Students touring Saint Paul EcoDistrict

Central High School students take Clean Energy Field Trip to Saint Paul EcoDistrict

On April 9th, 85 environmental studies students from Saint Paul’s Central High School headed to downtown Saint Paul for a special day-long tour. The tour took the students through the new Saint Paul EcoDistrict: the Science Museum of Minnesota, the RiverCentre parking ramp, inside and on top of the RiverCentre and the Saint Paul District Energy plant.

Saint Paul EcoDistrict The Central High School Clean Energy Field trip came about after Lisa Houdek, a science teacher at Central High School, approached the Metro region of the Clean Energy Resource Teams (Metro CERT), a program of the Great Plains Institute, for help in setting up a field trip for her Environmental Studies classes. Houdek teaches about clean energy technologies and sustainability, and wanted her students to be able to see projects being deployed in their own community. Through the Clean Energy Accelerator, Patrick Mathwig from Metro CERT worked with Houdek to establish her goals and get started. Mathwig convened representatives from the Minnesota Science Museum, District Energy, the Saint Paul RiverCentre and the City of Saint Paul. Together, the group developed the tour that would show the students a variety of clean energy technologies already being deployed just a few miles away in downtown Saint Paul.

Solar Thermal on RiverCentre Parking Ramp To kick the day off, the students heard from Saint Paul’s mayor, Chris Coleman, who spoke to the city’s achievements and the importance of cities taking a leading role in clean energy implementation. Then the tour got underway and started where anyone interested in clean energy should start – energy efficiency. Two stops highlighted the importance of this fact, the Science Museum and the RiverCentre parking ramp. In the Science Museum, staff had installed an advanced heat recovery system that captures the building’s waste heat and, instead of venting it out of the building, uses it to heat the building during cold weather, covering up to 100% of heating needs even down to single digits Fahrenheit. To become more energy efficient as well as safer and more attractive, the RiverCentre parking ramp replaced high pressure sodium lights with florescent lighting, reducing energy usage by 47%. At both of these stops the students also learned about solar photovoltaics (PV). The Science Museum has a 10 kilowatt solar array and the parking ramp has an 83 kilowatt solar array. These arrays supplement the buildings’ electric use and in the case of the parking ramp, powers a row of electric vehicle chargers.

Biomass Combined Heat and Power at District Energy The next stop on the tour brought the students to the Saint Paul District Energy Plant. District Energy is a combined heat and power plant, meaning it provides heating and cooling as well as electricity for downtown Saint Paul. The plant is fueled by biomass, natural gas, and coal. Rather than having all of the large buildings in Saint Paul heat and cool their spaces with their own smaller boilers and air conditioners, the District Energy plant does it for them on a large scale. The plant is much more efficient than all of the individual heating and cooling units on the individual buildings would be, and keeps maintenance centralized at one location. Other than biomass, the plant taps into another renewable heating source—the sun. On the roof of the RiverCentre there is a 144 cell solar thermal array that the students toured. The array can produce up to 1.2 megawatts of heat, which is used in the RiverCentre. Any extra heat is sent into the district heating system to be used in other buildings.

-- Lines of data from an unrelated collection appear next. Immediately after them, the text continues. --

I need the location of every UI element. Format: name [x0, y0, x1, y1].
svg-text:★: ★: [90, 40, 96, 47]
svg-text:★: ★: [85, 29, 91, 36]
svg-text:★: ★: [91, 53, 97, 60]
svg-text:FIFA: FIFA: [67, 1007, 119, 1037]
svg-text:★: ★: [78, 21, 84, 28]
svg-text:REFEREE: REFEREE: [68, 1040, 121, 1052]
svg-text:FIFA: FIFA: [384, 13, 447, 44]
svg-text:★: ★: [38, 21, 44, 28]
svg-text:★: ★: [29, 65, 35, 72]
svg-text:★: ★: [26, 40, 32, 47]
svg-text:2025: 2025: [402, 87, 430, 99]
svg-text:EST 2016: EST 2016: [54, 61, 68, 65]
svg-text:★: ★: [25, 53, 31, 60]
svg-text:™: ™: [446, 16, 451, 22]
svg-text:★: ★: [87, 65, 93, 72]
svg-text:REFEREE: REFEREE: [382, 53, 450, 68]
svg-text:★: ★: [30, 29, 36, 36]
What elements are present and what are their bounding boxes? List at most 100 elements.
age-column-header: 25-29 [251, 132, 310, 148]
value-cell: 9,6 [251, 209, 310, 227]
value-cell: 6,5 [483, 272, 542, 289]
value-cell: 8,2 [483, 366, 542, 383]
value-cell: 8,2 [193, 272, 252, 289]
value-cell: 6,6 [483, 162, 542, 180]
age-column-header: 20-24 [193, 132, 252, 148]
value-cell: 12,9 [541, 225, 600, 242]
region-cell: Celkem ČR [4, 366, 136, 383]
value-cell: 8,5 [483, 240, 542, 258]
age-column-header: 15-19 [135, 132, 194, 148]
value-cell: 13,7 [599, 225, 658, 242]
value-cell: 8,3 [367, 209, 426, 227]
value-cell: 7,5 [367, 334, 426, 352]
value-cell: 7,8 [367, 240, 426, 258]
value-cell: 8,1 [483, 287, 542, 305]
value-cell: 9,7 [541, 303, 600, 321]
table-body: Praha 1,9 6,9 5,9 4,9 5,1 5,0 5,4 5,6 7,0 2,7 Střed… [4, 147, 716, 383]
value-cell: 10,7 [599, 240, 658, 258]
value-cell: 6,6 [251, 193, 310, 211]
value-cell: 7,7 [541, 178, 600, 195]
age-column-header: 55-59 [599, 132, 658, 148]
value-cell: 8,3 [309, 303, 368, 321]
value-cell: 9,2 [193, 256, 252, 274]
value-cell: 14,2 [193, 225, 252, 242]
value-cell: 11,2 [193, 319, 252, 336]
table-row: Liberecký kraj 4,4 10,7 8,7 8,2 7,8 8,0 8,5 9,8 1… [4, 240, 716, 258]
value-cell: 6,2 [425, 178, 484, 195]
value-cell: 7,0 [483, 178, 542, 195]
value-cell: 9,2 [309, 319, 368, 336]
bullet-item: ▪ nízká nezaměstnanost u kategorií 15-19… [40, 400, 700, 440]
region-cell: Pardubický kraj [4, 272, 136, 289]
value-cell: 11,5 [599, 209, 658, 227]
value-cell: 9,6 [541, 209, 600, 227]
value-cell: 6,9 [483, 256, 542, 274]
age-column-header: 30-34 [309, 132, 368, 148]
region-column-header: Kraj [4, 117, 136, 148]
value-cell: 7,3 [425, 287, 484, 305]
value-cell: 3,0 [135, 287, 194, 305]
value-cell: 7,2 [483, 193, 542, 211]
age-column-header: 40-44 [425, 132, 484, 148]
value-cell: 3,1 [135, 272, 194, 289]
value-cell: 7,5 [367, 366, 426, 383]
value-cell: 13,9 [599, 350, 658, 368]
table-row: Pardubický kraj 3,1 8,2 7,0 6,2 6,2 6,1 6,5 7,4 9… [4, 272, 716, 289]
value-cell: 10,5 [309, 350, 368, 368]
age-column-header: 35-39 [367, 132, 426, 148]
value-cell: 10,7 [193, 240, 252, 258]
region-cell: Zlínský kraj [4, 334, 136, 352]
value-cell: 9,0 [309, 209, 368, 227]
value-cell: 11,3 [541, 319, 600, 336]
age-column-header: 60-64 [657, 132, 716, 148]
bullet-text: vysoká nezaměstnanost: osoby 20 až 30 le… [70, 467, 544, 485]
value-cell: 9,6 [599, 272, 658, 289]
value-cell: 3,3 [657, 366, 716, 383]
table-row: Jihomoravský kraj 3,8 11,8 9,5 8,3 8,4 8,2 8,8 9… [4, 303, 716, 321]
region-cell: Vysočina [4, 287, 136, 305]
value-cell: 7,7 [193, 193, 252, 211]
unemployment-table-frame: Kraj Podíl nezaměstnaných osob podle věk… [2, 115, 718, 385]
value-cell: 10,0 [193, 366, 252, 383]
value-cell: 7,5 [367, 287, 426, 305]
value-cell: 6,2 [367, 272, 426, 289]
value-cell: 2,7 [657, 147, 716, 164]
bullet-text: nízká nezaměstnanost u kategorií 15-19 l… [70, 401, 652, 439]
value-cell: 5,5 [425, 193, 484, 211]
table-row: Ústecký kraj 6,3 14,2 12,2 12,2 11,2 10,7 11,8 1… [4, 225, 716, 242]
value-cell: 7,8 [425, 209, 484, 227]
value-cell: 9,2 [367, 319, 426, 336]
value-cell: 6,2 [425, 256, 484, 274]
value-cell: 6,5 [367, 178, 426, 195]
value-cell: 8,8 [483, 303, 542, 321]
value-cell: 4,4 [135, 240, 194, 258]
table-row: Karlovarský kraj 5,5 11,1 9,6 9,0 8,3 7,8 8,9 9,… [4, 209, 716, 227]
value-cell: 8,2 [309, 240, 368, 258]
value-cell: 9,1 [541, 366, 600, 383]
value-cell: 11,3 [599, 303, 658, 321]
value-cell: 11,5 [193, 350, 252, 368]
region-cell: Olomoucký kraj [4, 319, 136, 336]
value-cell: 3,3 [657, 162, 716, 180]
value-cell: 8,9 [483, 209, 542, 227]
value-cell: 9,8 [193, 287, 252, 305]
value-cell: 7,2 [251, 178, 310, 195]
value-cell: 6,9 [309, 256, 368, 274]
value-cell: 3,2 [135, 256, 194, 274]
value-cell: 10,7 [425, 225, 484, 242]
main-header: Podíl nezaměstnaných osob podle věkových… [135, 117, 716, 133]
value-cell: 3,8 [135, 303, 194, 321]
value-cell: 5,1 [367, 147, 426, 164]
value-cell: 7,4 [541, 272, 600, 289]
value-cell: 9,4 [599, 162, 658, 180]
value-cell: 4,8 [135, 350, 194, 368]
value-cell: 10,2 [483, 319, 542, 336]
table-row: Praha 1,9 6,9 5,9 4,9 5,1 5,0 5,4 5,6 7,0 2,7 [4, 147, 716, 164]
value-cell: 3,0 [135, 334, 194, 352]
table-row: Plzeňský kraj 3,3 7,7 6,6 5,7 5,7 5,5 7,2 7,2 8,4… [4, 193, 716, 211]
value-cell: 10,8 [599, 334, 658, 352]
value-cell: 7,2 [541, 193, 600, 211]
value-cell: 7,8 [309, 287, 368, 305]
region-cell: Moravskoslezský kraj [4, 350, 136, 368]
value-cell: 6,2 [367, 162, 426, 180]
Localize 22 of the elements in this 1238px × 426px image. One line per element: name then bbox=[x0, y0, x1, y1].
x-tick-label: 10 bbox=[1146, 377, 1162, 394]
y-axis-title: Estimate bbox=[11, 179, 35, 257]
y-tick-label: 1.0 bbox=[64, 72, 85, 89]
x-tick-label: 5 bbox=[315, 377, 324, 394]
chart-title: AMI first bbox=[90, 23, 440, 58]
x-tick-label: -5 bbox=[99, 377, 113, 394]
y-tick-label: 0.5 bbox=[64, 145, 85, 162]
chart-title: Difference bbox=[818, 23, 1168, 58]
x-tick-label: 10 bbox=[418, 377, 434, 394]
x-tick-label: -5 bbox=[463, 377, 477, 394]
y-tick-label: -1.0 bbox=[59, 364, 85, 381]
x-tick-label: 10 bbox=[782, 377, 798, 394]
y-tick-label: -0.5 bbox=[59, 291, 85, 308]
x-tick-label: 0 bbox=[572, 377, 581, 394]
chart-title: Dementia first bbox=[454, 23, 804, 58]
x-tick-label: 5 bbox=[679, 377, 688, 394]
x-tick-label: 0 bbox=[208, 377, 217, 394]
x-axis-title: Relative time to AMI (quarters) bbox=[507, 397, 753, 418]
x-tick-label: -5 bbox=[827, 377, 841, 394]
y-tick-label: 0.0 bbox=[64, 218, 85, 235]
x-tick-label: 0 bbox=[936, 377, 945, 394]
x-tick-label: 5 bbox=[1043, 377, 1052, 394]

Heat Recovery at Science Museum of Minnesota Using clean energy to heat and power efficient buildings goes a long way, but to be truly sustainable it is paramount to have a well organized waste system. In the final stop, the students saw the great work that has been done to make the RiverCentre, the Xcel Energy Center and the Roy Wilkins Auditorium leaders in sustainability. These facilities overhauled their waste collection system by adding composting, deploying color coded waste stations throughout their facilities and by updating their buying practices so food containers and other materials could either be composted or recycled. Within the first year, their recycling rate increased from 15% to 40% and the amount of trash was cut in half. Along with the amazing overhaul of their waste system they did a number of other upgrades earning not one, but three sustainability awards! LEED for existing buildings, Green Globes and APEX/ASTM.

The students came away from the field trip with a lot of new knowledge and were very impressed with the passion of their tour guides and presenters. This was apparent at the end of the day when the students had a chance to pose questions to some of the tour partners: Pat Hamilton from the Science Museum, Nina Axelson from District Energy and Anne Hunt from the City of Saint Paul. They asked many questions, but were most interested in the presenters’ backgrounds and their paths to their current jobs.

The goal of the Clean Energy Field Trip was to engage students with examples of clean energy and sustainability in their home town. It appears that goal was successfully met. When asked in a survey if they would participate in this tour again one student said, “Yes, because I like hearing directly from change makers. Trips like these put into perspective how things work in real life.”